Functional and structural characterization of interactions between opposite subunits in HCN pacemaker channels
Mahesh Kondapuram, Benedikt Frieg, Sezin Yüksel, Tina Schwabe, Christian Sattler, Marco Lelle, Andrea Schweinitz, Ralf Schmauder, Klaus Benndorf, Holger Gohlke, Jana Kusch
Abstract
Hyperpolarization-activated and cyclic nucleotide (HCN) modulated channels are tetrameric cation channels. In each of the four subunits, the intracellular cyclic nucleotide-binding domain (CNBD) is coupled to the transmembrane domain via a helical structure, the C-linker. High-resolution channel structures suggest that the C-linker enables functionally relevant interactions with the opposite subunit, which might be critical for coupling the conformational changes in the CNBD to the channel pore. We combined mutagenesis, patch-clamp technique, confocal patch-clamp fluorometry, and molecular dynamics (MD) simulations to show that residue K464 of the C-linker is relevant for stabilizing the closed state of the mHCN2 channel by forming interactions with the opposite subunit.
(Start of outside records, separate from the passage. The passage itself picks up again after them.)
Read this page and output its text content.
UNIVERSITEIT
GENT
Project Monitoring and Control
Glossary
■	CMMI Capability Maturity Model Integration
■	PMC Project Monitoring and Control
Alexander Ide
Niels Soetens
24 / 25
MD simulations revealed that in the K464E channel, a rotation of the intracellular domain relative to the channel pore is induced, which is similar to the cAMP-induced rotation, weakening the autoinhibitory effect of the unoccupied CL-CNBD region. We suggest that this CL-CNBD rotation is considerably involved in activation-induced affinity increase but only indirectly involved in gate modulation. The adopted poses shown herein are in excellent agreement with previous structural results.